BHS endocarditis has an acute onset and is complicated by relatively large vegetations with a high rate of systemic embolisation. DM was the second most common associated medical condition and patients with DM had larger vegetations. Despite medical and surgical advances, mortality due to BHS endocarditis remains high, particularly within 30 days of diagnosis.
β溶血性链球菌(BHS)性心内膜炎较为罕见,但因其高发病率和死亡率而广为人知。本研究旨在进一步描述BHS性心内膜炎的临床特征、治疗及预后情况。

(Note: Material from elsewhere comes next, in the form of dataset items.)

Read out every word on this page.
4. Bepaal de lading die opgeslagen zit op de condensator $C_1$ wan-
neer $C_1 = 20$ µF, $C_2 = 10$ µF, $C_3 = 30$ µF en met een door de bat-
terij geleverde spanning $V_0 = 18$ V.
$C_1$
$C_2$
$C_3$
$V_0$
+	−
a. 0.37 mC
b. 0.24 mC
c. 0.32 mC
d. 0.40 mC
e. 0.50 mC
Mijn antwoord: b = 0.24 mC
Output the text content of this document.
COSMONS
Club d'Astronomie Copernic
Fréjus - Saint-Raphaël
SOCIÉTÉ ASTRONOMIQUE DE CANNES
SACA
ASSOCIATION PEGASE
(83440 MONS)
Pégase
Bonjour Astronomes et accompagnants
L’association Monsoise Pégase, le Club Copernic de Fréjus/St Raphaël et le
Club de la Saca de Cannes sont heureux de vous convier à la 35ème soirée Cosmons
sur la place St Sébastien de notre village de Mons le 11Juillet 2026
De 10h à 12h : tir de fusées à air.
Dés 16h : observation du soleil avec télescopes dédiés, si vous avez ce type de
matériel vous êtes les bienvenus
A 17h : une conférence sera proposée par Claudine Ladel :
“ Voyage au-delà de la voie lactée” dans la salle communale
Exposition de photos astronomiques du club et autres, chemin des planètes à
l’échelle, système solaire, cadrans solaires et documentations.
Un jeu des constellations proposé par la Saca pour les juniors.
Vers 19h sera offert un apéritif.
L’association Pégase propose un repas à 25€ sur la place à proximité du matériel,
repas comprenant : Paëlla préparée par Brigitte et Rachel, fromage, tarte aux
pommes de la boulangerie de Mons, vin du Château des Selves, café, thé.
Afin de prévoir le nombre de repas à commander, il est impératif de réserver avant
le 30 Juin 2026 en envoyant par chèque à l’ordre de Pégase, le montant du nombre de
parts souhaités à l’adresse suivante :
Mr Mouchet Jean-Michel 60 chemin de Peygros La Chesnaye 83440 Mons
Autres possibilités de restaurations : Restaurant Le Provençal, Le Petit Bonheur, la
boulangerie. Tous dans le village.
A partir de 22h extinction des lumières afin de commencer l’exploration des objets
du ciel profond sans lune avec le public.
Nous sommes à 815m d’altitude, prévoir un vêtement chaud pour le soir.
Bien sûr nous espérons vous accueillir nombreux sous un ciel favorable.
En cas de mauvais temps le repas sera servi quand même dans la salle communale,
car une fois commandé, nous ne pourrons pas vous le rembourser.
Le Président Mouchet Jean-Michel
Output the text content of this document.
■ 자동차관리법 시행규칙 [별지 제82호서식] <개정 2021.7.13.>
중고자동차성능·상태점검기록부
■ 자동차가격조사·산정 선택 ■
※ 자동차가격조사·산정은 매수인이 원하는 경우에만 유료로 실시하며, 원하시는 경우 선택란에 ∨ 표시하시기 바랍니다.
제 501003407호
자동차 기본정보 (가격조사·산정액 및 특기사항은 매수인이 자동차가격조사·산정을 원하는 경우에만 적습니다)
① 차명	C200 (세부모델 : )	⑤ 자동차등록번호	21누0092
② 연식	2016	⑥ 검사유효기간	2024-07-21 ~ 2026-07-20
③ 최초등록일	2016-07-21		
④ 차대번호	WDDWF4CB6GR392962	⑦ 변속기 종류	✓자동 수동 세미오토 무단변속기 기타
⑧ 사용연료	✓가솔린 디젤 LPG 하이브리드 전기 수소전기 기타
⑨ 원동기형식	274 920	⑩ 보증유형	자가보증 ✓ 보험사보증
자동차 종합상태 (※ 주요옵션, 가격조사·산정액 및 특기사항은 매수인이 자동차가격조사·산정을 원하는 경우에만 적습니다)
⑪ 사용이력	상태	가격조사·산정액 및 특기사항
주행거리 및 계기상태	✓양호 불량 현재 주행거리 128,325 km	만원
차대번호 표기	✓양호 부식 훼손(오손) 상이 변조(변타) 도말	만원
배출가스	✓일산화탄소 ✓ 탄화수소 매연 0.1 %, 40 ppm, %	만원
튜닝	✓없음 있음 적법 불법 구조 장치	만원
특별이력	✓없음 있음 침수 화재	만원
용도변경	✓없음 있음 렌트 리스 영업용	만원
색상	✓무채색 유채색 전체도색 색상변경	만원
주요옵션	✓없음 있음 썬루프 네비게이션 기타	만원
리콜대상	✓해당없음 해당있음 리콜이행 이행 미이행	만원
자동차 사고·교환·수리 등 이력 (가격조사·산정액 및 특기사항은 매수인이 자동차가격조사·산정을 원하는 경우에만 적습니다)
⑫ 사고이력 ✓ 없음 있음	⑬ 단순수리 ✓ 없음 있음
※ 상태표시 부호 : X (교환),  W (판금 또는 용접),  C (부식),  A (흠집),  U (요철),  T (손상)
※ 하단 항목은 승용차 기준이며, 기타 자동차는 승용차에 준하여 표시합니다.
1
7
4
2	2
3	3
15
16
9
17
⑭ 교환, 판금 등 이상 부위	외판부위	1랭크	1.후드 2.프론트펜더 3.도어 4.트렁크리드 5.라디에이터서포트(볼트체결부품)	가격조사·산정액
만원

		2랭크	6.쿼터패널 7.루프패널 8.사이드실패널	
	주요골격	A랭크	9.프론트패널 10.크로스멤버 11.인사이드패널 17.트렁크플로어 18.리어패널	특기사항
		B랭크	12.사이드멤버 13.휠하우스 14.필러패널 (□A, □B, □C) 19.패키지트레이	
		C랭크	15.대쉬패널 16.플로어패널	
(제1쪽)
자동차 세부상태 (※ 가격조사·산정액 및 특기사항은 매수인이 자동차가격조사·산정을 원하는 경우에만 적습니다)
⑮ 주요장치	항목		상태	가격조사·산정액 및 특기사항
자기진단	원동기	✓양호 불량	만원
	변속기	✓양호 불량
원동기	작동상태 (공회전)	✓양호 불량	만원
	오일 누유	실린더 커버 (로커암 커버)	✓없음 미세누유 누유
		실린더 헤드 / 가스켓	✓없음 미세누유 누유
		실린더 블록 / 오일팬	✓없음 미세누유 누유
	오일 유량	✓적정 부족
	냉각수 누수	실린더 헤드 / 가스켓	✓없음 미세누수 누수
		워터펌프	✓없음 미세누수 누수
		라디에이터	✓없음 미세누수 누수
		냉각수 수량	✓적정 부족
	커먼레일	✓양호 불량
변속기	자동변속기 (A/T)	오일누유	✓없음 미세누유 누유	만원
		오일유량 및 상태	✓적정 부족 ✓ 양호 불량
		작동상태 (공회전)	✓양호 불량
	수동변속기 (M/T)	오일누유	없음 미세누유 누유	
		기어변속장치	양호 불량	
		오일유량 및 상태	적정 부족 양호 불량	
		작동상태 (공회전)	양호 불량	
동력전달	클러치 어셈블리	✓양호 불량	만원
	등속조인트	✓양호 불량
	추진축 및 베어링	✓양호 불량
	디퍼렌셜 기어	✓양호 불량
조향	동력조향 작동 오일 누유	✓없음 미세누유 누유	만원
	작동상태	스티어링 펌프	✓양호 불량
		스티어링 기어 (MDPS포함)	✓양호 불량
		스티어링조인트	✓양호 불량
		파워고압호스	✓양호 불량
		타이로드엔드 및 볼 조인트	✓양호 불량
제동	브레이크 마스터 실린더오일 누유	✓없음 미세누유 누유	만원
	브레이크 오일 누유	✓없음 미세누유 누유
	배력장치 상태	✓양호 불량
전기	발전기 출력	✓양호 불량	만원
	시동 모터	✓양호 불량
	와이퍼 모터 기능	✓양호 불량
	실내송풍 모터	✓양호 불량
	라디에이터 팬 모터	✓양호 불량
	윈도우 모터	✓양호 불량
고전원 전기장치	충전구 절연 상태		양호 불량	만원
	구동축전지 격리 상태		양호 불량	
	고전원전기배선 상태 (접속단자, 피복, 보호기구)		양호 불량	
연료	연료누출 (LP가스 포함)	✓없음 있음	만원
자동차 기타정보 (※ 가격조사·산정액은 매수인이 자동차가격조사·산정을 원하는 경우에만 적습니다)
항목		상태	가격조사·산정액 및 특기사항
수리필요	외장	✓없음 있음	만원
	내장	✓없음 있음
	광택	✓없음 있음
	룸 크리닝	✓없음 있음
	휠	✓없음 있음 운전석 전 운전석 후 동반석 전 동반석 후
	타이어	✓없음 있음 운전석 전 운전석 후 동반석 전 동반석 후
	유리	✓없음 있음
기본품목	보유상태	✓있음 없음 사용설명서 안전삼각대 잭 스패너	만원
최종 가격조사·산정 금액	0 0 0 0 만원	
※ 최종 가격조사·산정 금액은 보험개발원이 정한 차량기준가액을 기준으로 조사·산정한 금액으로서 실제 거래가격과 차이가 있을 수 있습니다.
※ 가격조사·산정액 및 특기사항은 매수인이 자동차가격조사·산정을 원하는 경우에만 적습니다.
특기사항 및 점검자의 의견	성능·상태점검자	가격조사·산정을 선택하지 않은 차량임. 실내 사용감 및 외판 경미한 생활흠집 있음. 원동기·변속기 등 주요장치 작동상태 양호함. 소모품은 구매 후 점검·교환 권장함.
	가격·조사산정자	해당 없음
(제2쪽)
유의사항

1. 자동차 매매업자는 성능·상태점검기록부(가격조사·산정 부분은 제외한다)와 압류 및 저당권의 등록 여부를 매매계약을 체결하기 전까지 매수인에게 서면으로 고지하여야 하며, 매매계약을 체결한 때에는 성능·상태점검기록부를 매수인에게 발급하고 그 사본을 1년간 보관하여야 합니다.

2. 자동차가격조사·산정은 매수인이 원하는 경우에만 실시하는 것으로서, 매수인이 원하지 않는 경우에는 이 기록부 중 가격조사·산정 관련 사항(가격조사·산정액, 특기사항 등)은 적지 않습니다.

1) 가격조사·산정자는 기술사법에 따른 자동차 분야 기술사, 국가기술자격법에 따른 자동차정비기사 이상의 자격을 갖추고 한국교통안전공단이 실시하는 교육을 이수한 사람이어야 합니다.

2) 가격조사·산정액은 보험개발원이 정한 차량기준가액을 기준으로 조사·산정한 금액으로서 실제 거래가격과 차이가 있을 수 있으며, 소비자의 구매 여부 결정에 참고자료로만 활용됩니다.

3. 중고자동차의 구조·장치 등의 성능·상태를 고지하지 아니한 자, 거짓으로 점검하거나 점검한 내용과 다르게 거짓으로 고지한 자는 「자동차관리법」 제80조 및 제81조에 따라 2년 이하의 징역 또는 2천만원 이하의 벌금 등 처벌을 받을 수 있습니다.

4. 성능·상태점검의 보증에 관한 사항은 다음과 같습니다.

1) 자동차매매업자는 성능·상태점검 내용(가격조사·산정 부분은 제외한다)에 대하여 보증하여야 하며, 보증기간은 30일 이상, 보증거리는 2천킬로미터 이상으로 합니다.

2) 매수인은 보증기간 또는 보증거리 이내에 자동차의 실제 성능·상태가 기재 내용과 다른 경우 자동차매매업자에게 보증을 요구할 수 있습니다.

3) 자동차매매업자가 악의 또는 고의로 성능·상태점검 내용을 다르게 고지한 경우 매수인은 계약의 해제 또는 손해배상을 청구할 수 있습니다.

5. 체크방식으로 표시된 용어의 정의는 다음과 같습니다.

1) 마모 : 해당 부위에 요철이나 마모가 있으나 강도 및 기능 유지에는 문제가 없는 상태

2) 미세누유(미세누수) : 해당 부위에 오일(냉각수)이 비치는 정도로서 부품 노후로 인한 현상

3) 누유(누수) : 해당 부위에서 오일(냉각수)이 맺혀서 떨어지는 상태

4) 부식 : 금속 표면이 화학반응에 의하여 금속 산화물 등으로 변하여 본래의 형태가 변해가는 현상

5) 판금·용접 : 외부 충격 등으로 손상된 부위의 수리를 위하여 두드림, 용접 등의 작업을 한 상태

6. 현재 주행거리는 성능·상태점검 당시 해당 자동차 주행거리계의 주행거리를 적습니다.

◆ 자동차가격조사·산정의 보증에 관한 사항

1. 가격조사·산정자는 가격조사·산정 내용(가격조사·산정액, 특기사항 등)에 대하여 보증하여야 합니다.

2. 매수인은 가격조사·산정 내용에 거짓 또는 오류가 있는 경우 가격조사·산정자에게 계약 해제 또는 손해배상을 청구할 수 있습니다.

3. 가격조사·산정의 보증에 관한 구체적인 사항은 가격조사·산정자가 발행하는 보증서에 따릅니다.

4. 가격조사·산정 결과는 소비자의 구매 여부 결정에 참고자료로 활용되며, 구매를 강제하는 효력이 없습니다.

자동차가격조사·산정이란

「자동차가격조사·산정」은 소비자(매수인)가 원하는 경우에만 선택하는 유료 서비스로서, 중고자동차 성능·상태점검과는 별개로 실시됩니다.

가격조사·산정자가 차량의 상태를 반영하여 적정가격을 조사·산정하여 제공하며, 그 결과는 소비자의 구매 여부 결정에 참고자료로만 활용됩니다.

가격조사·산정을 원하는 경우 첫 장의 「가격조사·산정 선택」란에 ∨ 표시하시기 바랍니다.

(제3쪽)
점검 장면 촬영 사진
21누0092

回顾性分析2000年1月1日至2014年12月31日在梅奥诊所接受治疗的所有成年(≥18岁)BHS性心内膜炎患者。
共确诊49例BHS性心内膜炎患者,平均(±标准差)年龄为64(±14.9)岁,65%为男性。92%的病例感染为社区获得性,从症状出现到诊断的中位(四分位间距)时间为6天(5 - 10天)。相关疾病包括人工瓣膜存在(41%)、恶性肿瘤(33%)和糖尿病(DM)(31%)。中位(四分位间距)赘生物大小为12 mm(9 - 17 mm)。单因素分析显示,与非糖尿病患者相比,糖尿病患者的赘生物更大,中位(四分位间距)分别为17 mm(10.5 - 26 mm)和11 mm(8 - 15 mm)(p = 0.01)。43%的病例发生感染性脑栓塞。18例患者(37%)接受了早期(30天内)手术。全因1个月和6个月死亡率分别为25%和31%。
BHS性心内膜炎起病急,伴有相对较大的赘生物,全身栓塞发生率高。DM是第二常见的相关内科疾病,糖尿病患者的赘生物更大。尽管在医学和外科治疗方面取得了进展,但BHS性心内膜炎导致的死亡率仍然很高,尤其是在诊断后30天内。